The crazy town numbers are due to the fact that your method isn't temperature dependent. You don't divide by the number of
days, but rather the HEATING DEGREE-days. You also need to correct for output BTUs using the boiler's efficiency numbers- some fraction of the input BTUs went straight up the flue. With an ancient boiler it could be as low as 50%.
Download a daily base 65F spreadsheet of data from a nearby weather station on
degreedays.net that covers the span between the meter-reading dates and add them up. (Include either the first meter reading date or the last, but not both or you'll overcount the HDD by a bit. Whittle down the units to BTUs per degree-day, then /24 to get to the BTUs per degree-hour.
That gives you a linear constant- every degree below the presumptive 65F heating/cooling balance point increase the heat load by that constant. If your 99% outside design temp is 10F, that would be 55F heating degrees x your derived BTU/degree-hour= implied heat load.
The method is all outlined with examples in
this bit o' bloggery.
If you can share your ZIP code and the meter reading dates for the period where you used 303 ccf I can run the numbers here. For a quickie example:
Last January Lexington ran about 1000 HDD65, and if you used 303ccf that's about 3.09 MMBTU (million BTU). 3.09 MMBTU/1000 HDD= 30,900 BTU/HDD or (/24=) 1288 BTU/degree-hour of source fuel energy.
Lexington's 99% outside design temp is +10F, and the heating degree-base of 65F is the presumptive balance point, so you have 65F-10F= 55F heating degrees.
That means at 10F outside you'd be burning 55F x 1288 BTU/F-hr= 70,840 BTU/hr, and that's SOURCE fuel energy.
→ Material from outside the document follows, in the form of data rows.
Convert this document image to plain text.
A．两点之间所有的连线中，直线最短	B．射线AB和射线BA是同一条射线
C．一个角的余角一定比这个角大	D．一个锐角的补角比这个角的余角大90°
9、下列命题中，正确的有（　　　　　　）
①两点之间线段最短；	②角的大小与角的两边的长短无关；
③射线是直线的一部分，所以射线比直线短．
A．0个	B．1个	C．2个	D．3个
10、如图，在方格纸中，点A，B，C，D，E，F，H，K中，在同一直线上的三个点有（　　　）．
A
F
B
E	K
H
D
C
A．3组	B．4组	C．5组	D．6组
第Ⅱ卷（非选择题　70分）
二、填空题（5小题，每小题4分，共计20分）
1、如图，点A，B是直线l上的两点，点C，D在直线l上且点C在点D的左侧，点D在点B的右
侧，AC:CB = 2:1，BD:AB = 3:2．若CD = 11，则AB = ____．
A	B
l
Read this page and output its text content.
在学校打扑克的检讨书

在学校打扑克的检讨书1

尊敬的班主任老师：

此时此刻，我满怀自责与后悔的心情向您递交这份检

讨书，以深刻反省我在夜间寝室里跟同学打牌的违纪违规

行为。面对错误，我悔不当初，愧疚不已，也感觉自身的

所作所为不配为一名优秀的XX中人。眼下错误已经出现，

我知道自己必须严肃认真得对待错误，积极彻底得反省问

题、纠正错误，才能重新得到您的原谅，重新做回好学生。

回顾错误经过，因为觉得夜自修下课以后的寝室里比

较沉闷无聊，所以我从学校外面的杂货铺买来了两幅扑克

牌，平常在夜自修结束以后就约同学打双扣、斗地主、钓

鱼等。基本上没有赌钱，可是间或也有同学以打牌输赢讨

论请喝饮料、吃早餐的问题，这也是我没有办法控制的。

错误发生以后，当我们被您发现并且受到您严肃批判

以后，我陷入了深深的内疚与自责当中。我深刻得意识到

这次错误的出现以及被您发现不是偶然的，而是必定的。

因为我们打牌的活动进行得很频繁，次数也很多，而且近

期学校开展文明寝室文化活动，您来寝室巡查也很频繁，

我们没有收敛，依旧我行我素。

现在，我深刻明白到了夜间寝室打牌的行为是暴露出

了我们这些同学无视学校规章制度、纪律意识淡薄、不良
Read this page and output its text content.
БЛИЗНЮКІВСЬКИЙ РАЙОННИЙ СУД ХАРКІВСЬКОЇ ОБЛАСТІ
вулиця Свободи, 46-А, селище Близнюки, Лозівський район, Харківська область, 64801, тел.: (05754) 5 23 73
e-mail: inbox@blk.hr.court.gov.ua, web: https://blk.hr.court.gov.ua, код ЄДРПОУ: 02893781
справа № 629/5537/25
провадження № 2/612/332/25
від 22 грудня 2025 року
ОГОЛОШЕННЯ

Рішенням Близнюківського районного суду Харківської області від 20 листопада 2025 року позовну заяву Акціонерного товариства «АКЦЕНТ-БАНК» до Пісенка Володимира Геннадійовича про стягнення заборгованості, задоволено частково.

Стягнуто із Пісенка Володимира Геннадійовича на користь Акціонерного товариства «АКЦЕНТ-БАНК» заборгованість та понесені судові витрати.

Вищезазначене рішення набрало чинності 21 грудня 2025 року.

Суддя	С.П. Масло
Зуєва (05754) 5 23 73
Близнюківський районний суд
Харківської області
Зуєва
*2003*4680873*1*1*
Assuming 80% combustion efficiency the implied heat load would then be:
0.8 x 70,840 BTU/hr= 56,672 BTU/hr.
Of course some Januarys are much colder than others and you might live in a place colder than Lexington- this is just a dummy example. Run that napkin-math on your real meter reading dates and real weather data for the time period. One thing is certain- the heat load can't be higher than the source fuel BTUs that heated the place. It's unlikely that your boiler is running better than 80% or less than 50%, so running the numbers assuming 60% efficiency and 70% efficiency would put the ~1 sigma error bar bracket on the actual heat load, and using 80% should be a fairly firm upper bound.